NJ: Right, because it becomes like a Chekhov’s gun.
MB: Exactly. I think that’s what I said in my review. It’s like a Chekhov’s gun. And it would’ve—I could see how it would’ve finished and fit perfectly into the narrative that he constructed. He had an absurdist convention right there, but he just sort of put it there and never used it.
NJ: So, as a practitioner, you’re also an actor and critic obviously. Do you find those inform your work as a director or vice versa?
MB: They all inform one another. My entire grounding in the arts comes from my training as an actor. Raymond Hawthorne and Mike Saccente can pretty much lay claim to any of my successes.
I’ve always enjoyed writing, though I never had the desire to become a critic. That was all due to Pippa Neels (blame her) who asked me if I was interested in writing for Craccum after we chatted about a show we’d both seen. I gave it a bash and discovered not only was I good at it, I loved it.
As a critic, there’s a result in the process of having to articulate an artistic concept in easily interpretable and entertaining words that helps one to identify meaning. I wrote out my own synopsis for The Lesson and immediately had an overview that allowed for an easier dissection and observation of the play.
Sophie Henderson then got me into directing professionally—this is only my fourth professional production. I had directed a few pieces in Short+Sweet thanks to my friend Jonathan Hodge (amazing audition director) who used to be the festival director, and combined with my previous work as a critic, Sophie “encouraged” me to put something on at The Basement. I believe her exact words were, “When are you going to direct something, Matt?” followed by an unblinking, challenging stare.
NJ: Which show was this?
MB: Well, the first one was Mo and Jess Kill Susie, Gary Henderson. And the second was Unseasonable Fall of Snow, also Gary Henderson. I essentially couldn’t pick between the two plays, so I wanted to do both. And she went, “Okay.” And I’ve done a few things through Short+Sweet and just, again, it was that ability to articulate ideas, explain to someone without telling or showing them what to do. Sort of giving them an idea they can carry and follow through with, and get the result that you’re after.
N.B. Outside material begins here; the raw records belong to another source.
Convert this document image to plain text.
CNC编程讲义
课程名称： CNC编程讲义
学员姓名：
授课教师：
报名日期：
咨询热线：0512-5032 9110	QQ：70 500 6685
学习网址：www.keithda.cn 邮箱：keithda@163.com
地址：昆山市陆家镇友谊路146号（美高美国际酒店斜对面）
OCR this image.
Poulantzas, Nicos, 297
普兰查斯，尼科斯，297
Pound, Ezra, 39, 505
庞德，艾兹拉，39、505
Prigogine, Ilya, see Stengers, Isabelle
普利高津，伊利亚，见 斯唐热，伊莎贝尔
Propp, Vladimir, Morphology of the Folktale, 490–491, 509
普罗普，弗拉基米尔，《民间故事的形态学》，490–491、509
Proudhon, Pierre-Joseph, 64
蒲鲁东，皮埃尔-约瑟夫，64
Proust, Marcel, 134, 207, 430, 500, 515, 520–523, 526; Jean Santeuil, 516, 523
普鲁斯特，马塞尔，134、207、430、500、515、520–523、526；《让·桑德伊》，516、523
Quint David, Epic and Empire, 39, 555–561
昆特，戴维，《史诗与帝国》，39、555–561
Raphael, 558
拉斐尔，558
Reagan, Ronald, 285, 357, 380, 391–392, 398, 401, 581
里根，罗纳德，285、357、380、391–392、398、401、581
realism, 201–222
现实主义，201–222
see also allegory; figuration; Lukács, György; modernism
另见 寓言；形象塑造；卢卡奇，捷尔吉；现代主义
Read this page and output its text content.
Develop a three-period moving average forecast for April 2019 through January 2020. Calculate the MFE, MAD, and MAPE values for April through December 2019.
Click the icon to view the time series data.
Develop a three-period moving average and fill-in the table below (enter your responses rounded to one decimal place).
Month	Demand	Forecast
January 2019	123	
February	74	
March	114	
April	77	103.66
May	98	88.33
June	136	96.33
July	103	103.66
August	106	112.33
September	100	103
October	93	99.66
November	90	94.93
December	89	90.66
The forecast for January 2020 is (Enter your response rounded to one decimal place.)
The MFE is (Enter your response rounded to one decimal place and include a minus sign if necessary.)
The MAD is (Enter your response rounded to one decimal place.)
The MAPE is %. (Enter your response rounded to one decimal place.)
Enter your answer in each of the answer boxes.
I really enjoyed that.
Again, ironically, lack of communication and inability to understand doesn’t mean you shouldn’t try to be understood. And that’s a big thing with absurdism in general, is that there’s no meaning to life, but that doesn’t mean you shouldn’t try to find it. Which is such a contradictory concept. Why not? It’s not going to kill ya. Life’s going to kill you in the end. And I think it’s the same with theatre. Yeah, we’re never truly going to make ourselves understood, even as artists. People interpret out work in any way that we want, but we still fight to go, “No, I want you to understand this idea. I want you to understand this concept. I want to challenge the way you think.”